Notes from European Documentation Training: Brussels June 2015
European Documentation Centres were set up to allow the citizens of the EU to participate in a debate about the EU. Their mission was to promote teaching and research of the EU and to make information on all aspects of the EU – from the economy to the environment to health – available to the wider public. Their role was not so much to provide information as to facilitate communication and their establishment was seen as good policy rather than an obligatory function of the European Union.
However, even as far back as 1985 it was calculated that an EDC cost the EU between €10k and €12k a year.

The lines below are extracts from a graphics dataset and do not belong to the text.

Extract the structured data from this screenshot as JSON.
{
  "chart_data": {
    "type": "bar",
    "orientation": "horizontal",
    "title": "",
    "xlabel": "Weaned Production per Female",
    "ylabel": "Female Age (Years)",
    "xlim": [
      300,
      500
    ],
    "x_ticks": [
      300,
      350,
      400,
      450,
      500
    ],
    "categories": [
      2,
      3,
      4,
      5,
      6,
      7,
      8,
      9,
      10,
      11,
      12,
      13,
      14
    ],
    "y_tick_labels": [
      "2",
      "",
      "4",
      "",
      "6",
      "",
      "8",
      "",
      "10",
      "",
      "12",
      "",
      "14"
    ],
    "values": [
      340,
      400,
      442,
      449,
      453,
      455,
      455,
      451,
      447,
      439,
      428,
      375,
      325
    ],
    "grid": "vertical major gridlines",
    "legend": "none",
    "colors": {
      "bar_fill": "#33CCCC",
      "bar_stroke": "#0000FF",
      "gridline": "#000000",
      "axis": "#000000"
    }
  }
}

In recent years, faced with every decreasing and restrained budgets, the EU has distributed more communications online and less via the medium of print, leaving EDCs with closed or very slow growing collections and a falling number of users.
The delegates at the EU documentation training event were asked to advise the newly-formed pan-European working group on the future of EDCs on ways to take the EDC forward. Over the course of 2 hours of discussions the following points were raised:
EDCs have to face the digital reality. Lots of their documentation is online, fewer and fewer print documents of significance are being sent out by the EU. Users are by-passing EDCs and going straight to Google to find EU documentation.
However, EU documentation is available from a myriad of sources. Refined and sophisticated searches are possible on these platforms though usability is not necessarily intuitive. EDCs will still have a role then in the future but the emphasis will be more on training users in online discovery. Delegates at the training event were unanimous in calling for EDCs to remain a discreet, physical space where people can seek out support in information retrieval and some still saw a role for print documents in that physical space; others envisaged a more world café type set-up with computers available for online access to information. It has to be stressed though that some historic documents are still not online – digitisation of COM Docs, for example, has only reached the 80s so print is still essential in some cases.
All agreed EDCs need to work on promotion to increase visibility and attract users back to use our services. There was also a widely-supported call for EDCs around Europe to work more collaboratively to create a network in which to share best practice and to make open-source training materials for end users.